Significant strides towards the goal of sending humans to Mars have been made over the last few years, not only through advancements in planning and capabilities, but also in the political realm. However, despite this progress, there is a common misperception that there has been little or no motion forward in humanity's efforts and ability to actually achieve this goal.Probably because 'can do' people understand that planning, while useful, is what you do before any moving forward actually occurs. Current plans seem more like, 'running in place and getting nowhere' plans. We can do better by identifying a simple truth: all plans fall short. Plus, we can turn the naysayers to our advantage by making them part of the plan.
The 'just do it' plan is based on the simple observation that all plans should have two major phases. 1) Getting enough supplies to a base location. 2) Only send colonists after enough supplies are waiting.

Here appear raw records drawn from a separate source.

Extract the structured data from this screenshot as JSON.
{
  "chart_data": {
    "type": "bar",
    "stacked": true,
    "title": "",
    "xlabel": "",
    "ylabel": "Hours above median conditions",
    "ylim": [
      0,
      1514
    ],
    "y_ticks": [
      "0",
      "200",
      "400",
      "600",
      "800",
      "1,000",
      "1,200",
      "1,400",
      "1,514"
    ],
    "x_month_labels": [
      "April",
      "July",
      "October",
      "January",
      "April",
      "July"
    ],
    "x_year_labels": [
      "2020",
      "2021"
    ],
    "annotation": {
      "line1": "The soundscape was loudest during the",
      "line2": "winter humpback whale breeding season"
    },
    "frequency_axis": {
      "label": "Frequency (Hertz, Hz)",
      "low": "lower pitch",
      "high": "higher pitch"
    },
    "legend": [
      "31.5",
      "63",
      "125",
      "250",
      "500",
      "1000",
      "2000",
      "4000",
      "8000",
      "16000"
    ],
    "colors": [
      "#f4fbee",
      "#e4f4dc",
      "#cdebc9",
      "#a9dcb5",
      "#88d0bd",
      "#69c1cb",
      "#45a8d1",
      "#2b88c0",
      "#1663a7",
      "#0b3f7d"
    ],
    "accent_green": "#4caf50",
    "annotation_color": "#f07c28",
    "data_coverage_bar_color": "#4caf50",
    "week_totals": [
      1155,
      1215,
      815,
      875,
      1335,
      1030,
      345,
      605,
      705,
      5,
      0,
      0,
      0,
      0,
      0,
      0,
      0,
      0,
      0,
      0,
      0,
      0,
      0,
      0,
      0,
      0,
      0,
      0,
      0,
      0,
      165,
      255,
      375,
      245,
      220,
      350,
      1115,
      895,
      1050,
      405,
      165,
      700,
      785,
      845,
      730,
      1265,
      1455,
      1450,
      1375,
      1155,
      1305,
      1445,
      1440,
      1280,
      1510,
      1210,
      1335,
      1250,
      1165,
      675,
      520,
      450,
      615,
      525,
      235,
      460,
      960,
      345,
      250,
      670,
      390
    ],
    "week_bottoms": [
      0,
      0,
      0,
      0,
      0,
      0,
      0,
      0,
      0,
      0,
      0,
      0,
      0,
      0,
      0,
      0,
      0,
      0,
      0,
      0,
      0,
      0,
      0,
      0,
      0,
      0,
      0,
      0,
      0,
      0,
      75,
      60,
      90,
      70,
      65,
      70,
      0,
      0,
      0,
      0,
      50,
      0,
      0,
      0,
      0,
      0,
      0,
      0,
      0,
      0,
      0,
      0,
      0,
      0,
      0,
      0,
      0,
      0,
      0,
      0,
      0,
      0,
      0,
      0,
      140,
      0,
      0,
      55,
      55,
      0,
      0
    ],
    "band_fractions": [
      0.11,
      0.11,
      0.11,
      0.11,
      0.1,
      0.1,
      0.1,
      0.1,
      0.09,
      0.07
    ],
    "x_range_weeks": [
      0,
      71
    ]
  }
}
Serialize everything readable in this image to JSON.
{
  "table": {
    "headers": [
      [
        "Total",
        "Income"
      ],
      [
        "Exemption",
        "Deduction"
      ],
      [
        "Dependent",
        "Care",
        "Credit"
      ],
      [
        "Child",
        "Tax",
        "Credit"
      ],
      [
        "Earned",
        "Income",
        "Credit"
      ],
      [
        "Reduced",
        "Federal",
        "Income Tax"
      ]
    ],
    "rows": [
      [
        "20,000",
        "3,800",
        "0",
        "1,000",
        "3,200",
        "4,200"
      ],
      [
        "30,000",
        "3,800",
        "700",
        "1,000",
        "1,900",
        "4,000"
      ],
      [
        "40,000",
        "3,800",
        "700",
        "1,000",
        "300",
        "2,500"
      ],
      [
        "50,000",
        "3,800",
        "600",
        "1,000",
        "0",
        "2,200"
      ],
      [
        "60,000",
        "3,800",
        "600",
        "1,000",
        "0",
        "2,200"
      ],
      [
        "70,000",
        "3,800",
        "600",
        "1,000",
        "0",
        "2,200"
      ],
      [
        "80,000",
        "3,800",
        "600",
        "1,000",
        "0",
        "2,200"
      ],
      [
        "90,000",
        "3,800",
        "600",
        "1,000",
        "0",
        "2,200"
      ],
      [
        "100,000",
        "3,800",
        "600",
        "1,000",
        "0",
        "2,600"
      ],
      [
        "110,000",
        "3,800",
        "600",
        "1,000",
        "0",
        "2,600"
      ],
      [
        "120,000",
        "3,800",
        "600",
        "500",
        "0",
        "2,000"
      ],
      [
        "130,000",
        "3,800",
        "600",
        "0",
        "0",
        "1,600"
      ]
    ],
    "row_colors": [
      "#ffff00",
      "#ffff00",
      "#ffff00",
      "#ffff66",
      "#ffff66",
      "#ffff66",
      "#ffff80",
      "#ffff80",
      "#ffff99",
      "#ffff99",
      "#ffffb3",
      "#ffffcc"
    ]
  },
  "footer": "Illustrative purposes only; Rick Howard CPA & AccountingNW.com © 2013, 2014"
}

But how much is enough? What should the mix include? This is where naysayer input is valuable. We aren't going to be able to predict perfectly all the things the colonists are going to need. Humbly acknowledging this means sending less than what is required for survival wastes the entire mission. Sending more is only marginally bad and can't be avoided anyway, so why not embrace it?
We already know how to send stuff to mars, but should lower the cost. What lowers cost? Competition. So let's have one using just a small part of NASA's mars budget. The best part is we can implement this plan today instead of 20 years from now and avoid costly, decade long detours as well.
Every 26 month launch window, NASA will pay for one Falcon Heavy launch to mars. On board will be two 5.5 ton landers, each with a ton of cargo. The lander that safely lands first within a target ellipse gets $50m, the second gets $30m. We do this every launch window until sending colonists becomes irresistible to some private company. Let the naysayers come up with the cargoes.
Let the Russians or Chinese get there first and steal our cargo. It doesn't matter because the point is learning how to survive on mars. We just keep sending cargo. If we have to embarrass ourselves to get our act together, that works. It's also magnitudes cheaper than the progress suggested above.
This also allows NASA to save face regarding SLS/Orion. They can continue telling us Orion will put crew on mars, spending billions, while $200m a year goes unnoticed actually doing the mars mission. We've put rovers on mars costing billions while gaining valuable knowledge. It's time to take a fraction of that cost and actually move forward.